One can add information on atoms to be restrained in the input file, by creating a special file that is read by make_tiinp_rel.py

This file should be called buffer and contains Amber belly information. This means that all files starts with ATOM will be assumed to contain two numbers specifying the first and last atom to be restrained, as well as RES that will be assumed to be corresponding residue specifications. E.g.

cat << EOF > bufffer ATOM 1 48 ATOM 147 200 EOF

cat << EOF > buffer RES 1 2 RES 15 18 EOF

Information will be put in the input files for the two last complex simulations (unrestrained equilibration and production).
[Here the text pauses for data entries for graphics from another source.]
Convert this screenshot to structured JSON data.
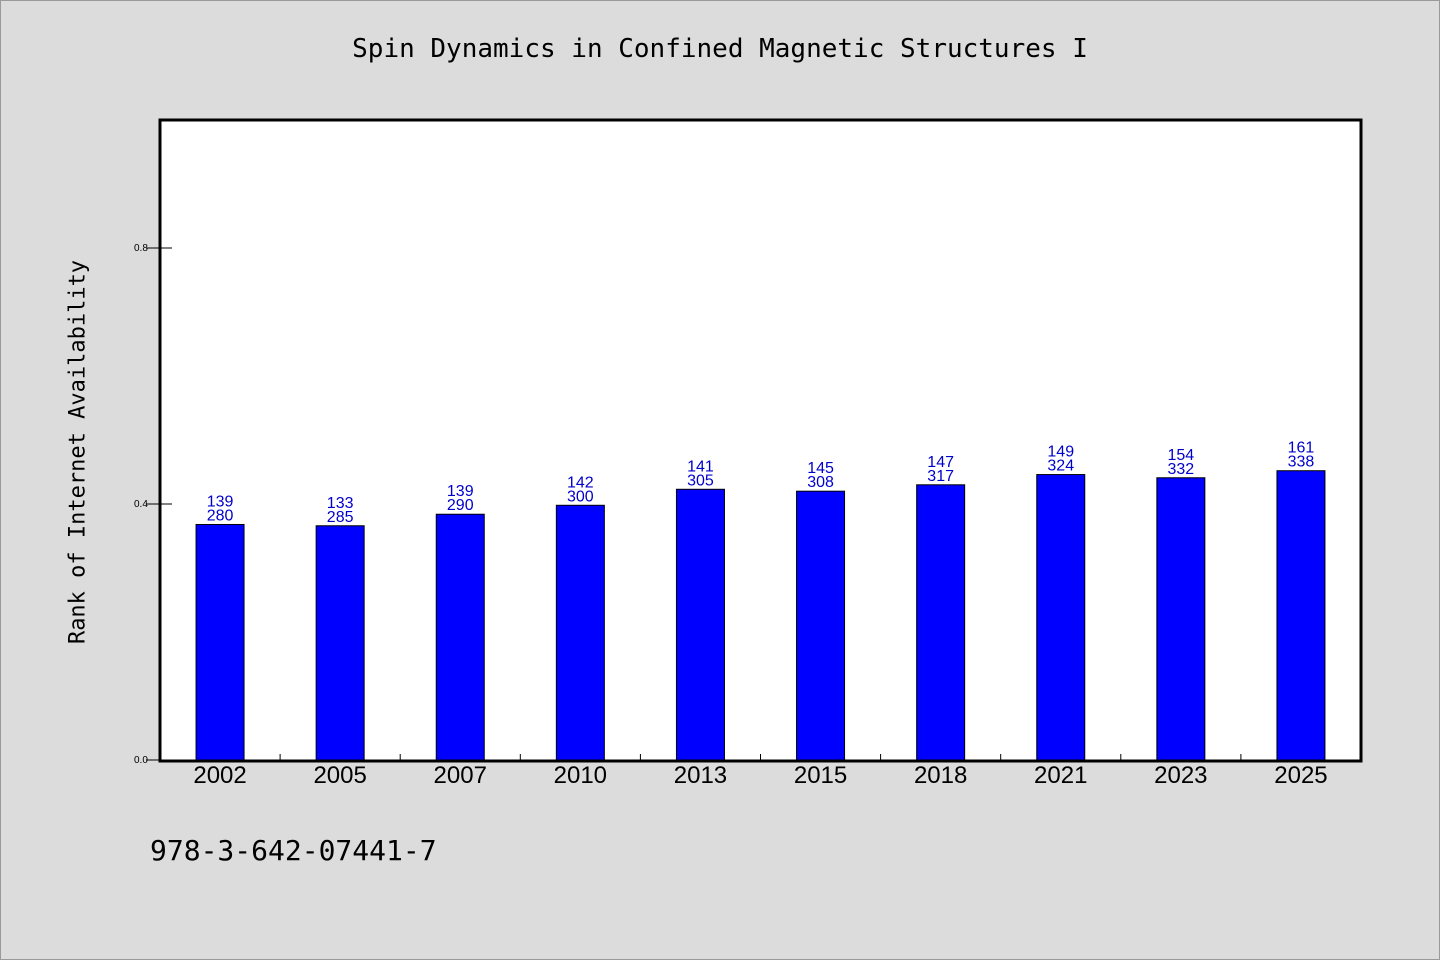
{
  "chart_data": {
    "type": "bar",
    "title": "Spin Dynamics in Confined Magnetic Structures I",
    "ylabel": "Rank of Internet Availability",
    "xlabel": "",
    "categories": [
      "2002",
      "2005",
      "2007",
      "2010",
      "2013",
      "2015",
      "2018",
      "2021",
      "2023",
      "2025"
    ],
    "values": [
      0.368,
      0.366,
      0.384,
      0.398,
      0.423,
      0.42,
      0.43,
      0.446,
      0.441,
      0.452
    ],
    "label_top": [
      "139",
      "133",
      "139",
      "142",
      "141",
      "145",
      "147",
      "149",
      "154",
      "161"
    ],
    "label_bottom": [
      "280",
      "285",
      "290",
      "300",
      "305",
      "308",
      "317",
      "324",
      "332",
      "338"
    ],
    "ylim": [
      0.0,
      1.0
    ],
    "yticks": [
      0.0,
      0.4,
      0.8
    ],
    "ytick_labels": [
      "0.0",
      "0.4",
      "0.8"
    ],
    "grid": false,
    "legend": "none",
    "colors": {
      "bar": "#0000ff",
      "data_label": "#0000cc",
      "background": "#dcdcdc",
      "plot_bg": "#ffffff"
    }
  },
  "footer": {
    "code": "978-3-642-07441-7"
  }
}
Only heavy atoms will be restrained.

Energy decomposition

One can add informations that will make Amber write out energy decomposition information on a residue-wise level, by creating a special file that is read by make_tiinp_rel.py

This file should be called decomp and should have two lines. The first line should contain two columns, specifying the last residue to be decomposed on in the complex and free-ligand simulation, respectively. The second line should contain the same information. The difference between line 1 and line 2, is that the first line is used for V0 and the second line is used for V1. Use 0 to prevent decomposition. E.g.
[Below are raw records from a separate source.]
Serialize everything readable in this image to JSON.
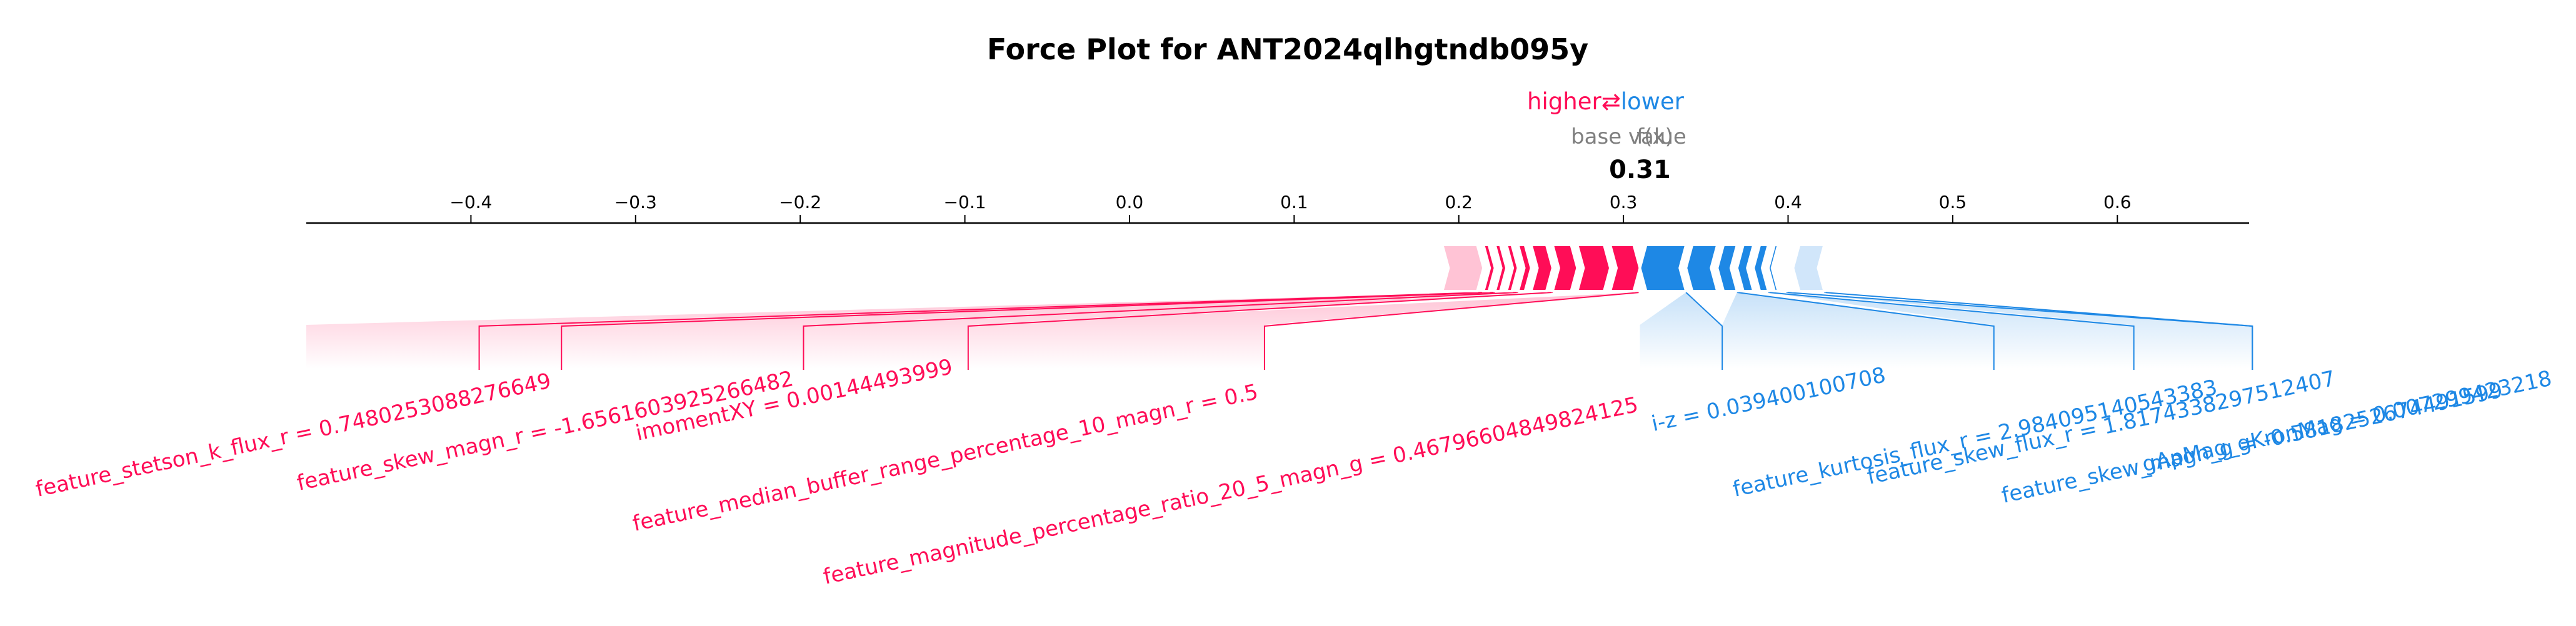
{
  "chart_data": {
    "type": "force",
    "title": "Force Plot for ANT2024qlhgtndb095y",
    "legend": {
      "higher": "higher",
      "arrow": "⇄",
      "lower": "lower"
    },
    "base_label": "base value",
    "fx_label": "f(x)",
    "output_value": 0.31,
    "output_label": "0.31",
    "xlim": [
      -0.5,
      0.68
    ],
    "ticks": [
      -0.4,
      -0.3,
      -0.2,
      -0.1,
      0.0,
      0.1,
      0.2,
      0.3,
      0.4,
      0.5,
      0.6
    ],
    "tick_labels": [
      "−0.4",
      "−0.3",
      "−0.2",
      "−0.1",
      "0.0",
      "0.1",
      "0.2",
      "0.3",
      "0.4",
      "0.5",
      "0.6"
    ],
    "positive_stack": [
      {
        "from": 0.19,
        "to": 0.215
      },
      {
        "from": 0.215,
        "to": 0.222
      },
      {
        "from": 0.222,
        "to": 0.229
      },
      {
        "from": 0.229,
        "to": 0.236
      },
      {
        "from": 0.236,
        "to": 0.244
      },
      {
        "from": 0.244,
        "to": 0.257
      },
      {
        "from": 0.257,
        "to": 0.272
      },
      {
        "from": 0.272,
        "to": 0.292
      },
      {
        "from": 0.292,
        "to": 0.31
      }
    ],
    "negative_stack": [
      {
        "from": 0.31,
        "to": 0.338
      },
      {
        "from": 0.338,
        "to": 0.357
      },
      {
        "from": 0.357,
        "to": 0.369
      },
      {
        "from": 0.369,
        "to": 0.379
      },
      {
        "from": 0.379,
        "to": 0.388
      },
      {
        "from": 0.388,
        "to": 0.394
      },
      {
        "from": 0.394,
        "to": 0.399
      },
      {
        "from": 0.399,
        "to": 0.403
      },
      {
        "from": 0.403,
        "to": 0.422
      }
    ],
    "features": [
      {
        "label": "feature_stetson_k_flux_r = 0.7480253088276649",
        "effect": "higher",
        "value": -0.395
      },
      {
        "label": "feature_skew_magn_r = -1.6561603925266482",
        "effect": "higher",
        "value": -0.345
      },
      {
        "label": "imomentXY = 0.00144493999",
        "effect": "higher",
        "value": -0.198
      },
      {
        "label": "feature_median_buffer_range_percentage_10_magn_r = 0.5",
        "effect": "higher",
        "value": -0.098
      },
      {
        "label": "feature_magnitude_percentage_ratio_20_5_magn_g = 0.46796604849824125",
        "effect": "higher",
        "value": 0.082
      },
      {
        "label": "i-z = 0.039400100708",
        "effect": "lower",
        "value": 0.36
      },
      {
        "label": "feature_kurtosis_flux_r = 2.984095140543383",
        "effect": "lower",
        "value": 0.525
      },
      {
        "label": "feature_skew_flux_r = 1.8174338297512407",
        "effect": "lower",
        "value": 0.61
      },
      {
        "label": "feature_skew_magn_g = -0.5818252674491599",
        "effect": "lower",
        "value": 0.682
      },
      {
        "label": "gApMag_gKronMag = 0.007299423218",
        "effect": "lower",
        "value": 0.682
      }
    ],
    "colors": {
      "higher": "#ff0d57",
      "higher_light": "#ffc3d5",
      "lower": "#1e88e5",
      "lower_light": "#d1e6fa",
      "axis": "#000000",
      "muted": "#7f7f7f"
    }
  }
}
cat << EOF > decomp 6567 0 6567 0 EOF

Cluster library

The script that generates the input scripts (make_tiinp_rel.py) also create queue-scripts. It uses a file called cluster_amblib to know cluster-specific commands. One can edit this file manually, to support additional clusters. An example is shown below for the Alarik cluster at Lunarc.

!/bin/bash #SBATCH -N 1 #SBATCH -n 8 #SBATCH -t WWW:00:00 module add gcc/4.6.2 module add openmpi/1.4.5/gcc/4.6.2 export AMBERHOME=/lunarc/nobackup/projects/bio/Amber/Amber11/ export PATH=$AMBERHOME/exe:$PATH sbatch mpirun -np NN sander.MPI 8 %end

The first line should start with a percentage sign (%) followed by the name of the cluster.

The cluster specification should end with the line %end.

The last three lines of the specifications are special. First the command used on the cluster to add jobs to the queue are specified (e.g. sbatch, second the command used to execute the parallel version of sander, and third the number of processors to use.

All other lines in the specification are appended to the start of the queue script and should contains queue-specific lines (e.g. starting with #SBATCH), modules that need to be loaded and paths that need to be set. The AMBERHOME path must be set. The WWW mask is special and will be replaced by an estimated walltime (in hours).